Black Sheep Fine Wine and Craft Beer Shop on the Coast of Maine > Snowbound


 

Snowbound

 by Jennifer Laskey VerPlanck

It’s not a question of if, but when, most of us will be inconvenienced by a Nor’easter this winter. Mainers are a tough and resilient lot so we know what to do by now. First things first, are heat and light, after all we do live on the fringe of society here, losing electricity during even minor storms.  Outlying areas find neighbors sharing generators, candles and oil lamps along with the comfort that a good neighbor brings. Any Mainer worth their salt has a stocked pantry for situations like this.

 

 

I actually enjoy being snowbound, when it’s blowing a gale and the snow drifts pile high.

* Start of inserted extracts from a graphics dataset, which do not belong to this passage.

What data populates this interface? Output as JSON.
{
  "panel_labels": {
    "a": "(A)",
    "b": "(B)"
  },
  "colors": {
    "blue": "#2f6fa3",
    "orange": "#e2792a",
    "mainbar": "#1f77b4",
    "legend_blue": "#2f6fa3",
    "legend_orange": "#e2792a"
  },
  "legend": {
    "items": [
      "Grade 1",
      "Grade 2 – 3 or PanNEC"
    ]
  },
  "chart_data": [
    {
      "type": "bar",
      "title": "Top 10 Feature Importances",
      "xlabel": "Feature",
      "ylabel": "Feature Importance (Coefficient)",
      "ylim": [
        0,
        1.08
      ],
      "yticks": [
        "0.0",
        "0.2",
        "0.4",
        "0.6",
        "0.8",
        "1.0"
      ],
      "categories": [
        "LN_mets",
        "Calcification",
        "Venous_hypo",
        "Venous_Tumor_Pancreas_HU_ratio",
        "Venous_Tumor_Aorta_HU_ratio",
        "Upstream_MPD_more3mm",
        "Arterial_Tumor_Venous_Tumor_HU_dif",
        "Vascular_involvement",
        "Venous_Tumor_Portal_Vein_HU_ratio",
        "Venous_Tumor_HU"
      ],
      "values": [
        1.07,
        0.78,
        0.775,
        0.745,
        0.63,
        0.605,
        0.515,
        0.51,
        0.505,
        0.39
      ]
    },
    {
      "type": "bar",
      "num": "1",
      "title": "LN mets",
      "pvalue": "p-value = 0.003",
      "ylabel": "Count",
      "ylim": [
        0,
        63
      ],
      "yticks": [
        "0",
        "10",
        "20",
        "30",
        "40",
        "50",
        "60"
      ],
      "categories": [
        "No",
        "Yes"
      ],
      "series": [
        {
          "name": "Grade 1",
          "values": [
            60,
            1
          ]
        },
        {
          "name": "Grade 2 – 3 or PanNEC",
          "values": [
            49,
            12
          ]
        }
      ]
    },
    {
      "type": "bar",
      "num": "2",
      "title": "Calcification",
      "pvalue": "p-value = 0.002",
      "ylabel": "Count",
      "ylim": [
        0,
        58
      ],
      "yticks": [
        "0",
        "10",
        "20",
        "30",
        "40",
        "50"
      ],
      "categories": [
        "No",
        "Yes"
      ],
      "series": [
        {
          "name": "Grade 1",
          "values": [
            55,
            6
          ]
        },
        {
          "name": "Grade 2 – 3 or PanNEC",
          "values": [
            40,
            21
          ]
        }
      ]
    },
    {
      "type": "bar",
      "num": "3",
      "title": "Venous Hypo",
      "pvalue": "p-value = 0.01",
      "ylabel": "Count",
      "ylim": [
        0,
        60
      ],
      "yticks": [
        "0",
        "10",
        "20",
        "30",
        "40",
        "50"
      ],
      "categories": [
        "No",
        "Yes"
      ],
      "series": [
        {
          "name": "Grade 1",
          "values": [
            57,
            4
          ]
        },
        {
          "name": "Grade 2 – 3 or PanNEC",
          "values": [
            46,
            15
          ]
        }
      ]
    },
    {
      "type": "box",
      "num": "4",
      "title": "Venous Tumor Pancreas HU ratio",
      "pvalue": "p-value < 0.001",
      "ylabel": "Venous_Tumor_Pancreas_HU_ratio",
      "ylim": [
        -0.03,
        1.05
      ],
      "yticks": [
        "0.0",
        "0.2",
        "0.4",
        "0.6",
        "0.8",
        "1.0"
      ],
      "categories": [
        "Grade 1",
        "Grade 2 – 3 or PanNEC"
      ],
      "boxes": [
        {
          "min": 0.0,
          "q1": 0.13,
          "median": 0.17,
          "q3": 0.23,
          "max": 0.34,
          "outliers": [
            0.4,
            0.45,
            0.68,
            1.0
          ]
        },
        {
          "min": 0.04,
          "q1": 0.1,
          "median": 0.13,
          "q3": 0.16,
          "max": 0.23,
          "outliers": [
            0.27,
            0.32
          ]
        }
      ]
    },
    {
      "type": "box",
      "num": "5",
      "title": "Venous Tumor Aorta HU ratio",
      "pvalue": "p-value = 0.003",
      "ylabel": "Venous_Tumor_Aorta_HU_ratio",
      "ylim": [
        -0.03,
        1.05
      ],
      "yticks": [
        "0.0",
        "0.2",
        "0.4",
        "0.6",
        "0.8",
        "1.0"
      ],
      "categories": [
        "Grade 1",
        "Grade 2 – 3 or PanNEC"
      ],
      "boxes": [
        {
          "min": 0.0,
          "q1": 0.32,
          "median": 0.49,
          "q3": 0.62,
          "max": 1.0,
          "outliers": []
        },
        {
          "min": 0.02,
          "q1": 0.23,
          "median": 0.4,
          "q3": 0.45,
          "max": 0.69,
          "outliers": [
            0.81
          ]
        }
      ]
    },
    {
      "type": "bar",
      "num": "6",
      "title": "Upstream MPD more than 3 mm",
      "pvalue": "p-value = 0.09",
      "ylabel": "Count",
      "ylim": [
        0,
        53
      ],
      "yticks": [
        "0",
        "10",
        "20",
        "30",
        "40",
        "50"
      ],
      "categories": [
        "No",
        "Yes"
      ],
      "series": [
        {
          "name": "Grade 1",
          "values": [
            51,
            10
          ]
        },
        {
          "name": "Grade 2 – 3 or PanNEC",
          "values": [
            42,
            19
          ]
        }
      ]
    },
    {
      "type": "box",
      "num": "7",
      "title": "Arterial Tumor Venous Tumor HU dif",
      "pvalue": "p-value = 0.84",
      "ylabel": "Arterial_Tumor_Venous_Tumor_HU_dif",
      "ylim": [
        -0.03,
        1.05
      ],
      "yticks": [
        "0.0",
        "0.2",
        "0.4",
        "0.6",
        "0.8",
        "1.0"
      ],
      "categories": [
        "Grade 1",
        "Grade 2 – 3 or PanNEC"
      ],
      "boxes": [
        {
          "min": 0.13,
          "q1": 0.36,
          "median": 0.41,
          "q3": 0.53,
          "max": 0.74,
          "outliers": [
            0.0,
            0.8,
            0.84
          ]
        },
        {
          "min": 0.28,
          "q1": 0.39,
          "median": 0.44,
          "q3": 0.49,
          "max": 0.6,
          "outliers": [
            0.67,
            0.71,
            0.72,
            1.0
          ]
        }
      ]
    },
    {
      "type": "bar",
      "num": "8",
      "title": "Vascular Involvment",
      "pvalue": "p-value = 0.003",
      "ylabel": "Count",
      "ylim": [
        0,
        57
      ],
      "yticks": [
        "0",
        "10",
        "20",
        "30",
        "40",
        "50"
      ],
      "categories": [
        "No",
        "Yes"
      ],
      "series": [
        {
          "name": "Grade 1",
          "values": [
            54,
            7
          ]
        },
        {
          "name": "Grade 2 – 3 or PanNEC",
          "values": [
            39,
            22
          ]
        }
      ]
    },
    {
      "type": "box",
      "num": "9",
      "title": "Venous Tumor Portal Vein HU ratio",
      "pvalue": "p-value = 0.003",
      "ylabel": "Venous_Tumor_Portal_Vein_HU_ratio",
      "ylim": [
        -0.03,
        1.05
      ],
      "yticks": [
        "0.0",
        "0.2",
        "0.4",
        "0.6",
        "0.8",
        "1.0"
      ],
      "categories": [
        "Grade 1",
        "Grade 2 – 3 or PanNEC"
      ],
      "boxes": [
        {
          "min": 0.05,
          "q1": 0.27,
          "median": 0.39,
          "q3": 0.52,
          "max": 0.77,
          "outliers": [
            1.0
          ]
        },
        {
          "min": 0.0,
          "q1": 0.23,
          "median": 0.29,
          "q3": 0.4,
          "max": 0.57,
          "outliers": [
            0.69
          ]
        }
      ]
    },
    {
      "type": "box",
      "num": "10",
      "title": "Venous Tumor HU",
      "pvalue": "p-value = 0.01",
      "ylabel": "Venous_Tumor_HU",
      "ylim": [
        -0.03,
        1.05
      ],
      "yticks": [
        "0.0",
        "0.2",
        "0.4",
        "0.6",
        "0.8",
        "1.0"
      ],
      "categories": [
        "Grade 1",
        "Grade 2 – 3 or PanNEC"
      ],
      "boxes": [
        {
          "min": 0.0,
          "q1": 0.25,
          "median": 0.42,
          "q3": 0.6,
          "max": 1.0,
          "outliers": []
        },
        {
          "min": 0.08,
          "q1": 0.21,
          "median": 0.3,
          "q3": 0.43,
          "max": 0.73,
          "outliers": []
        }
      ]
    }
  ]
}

Once the essentials are taken care of, things slow down, you thaw out and it’s time to treat yourself to some decadent comfort foods, maybe break out the port and enjoy the relative silence.

 

Eating by candle light, fun, cooking by candle light, still fun. Running out of candles before you’re done, not fun at all! So quick and easy is how we do it. Anything that you can cook on the stovetop or fireplace  like macaroni and cheese, omelets, soup or chowder, grilled sandwiches, stir fry, chili or if you’re one of the year round outside grillers, brave the bracing temperature and throw some meat on the grill. You’ll be the most popular person on your block if you provide for a few guests when they smell that smoky meat in the breeze. Keeping some extra beers in stock is practically a law in Maine so that goes without saying.  

 

If you want to put aside a few wine standbys, include a Tawny Port (great with chocolate), Sherry, Pinot Noir, Riesling, French Sauvignon Blanc, dry Cabernet and any Northern Italian red, like Barbera or Dolcetto. The reason for these choices is that they all can be both enjoyed on their own, with multiple dishes as well as included in the dishes themselves. Wine with both flavor and acidity, without overwhelming a dish, is ideal. Cooking with a little wine adds depth and will mellow flavors when it’s added to sauces, stews and braises. Wine is a great meat tenderizer, too. The longer that wine is heated, the less alcoholic it is.

 

Cue the sweaters, heavy socks and hot chocolate. Warm mulled cider or mulled wine are great, too. Snuggling next to the heat while it’s too stormy to go anywhere, you won’t mind one bit as long as you’re prepared for it.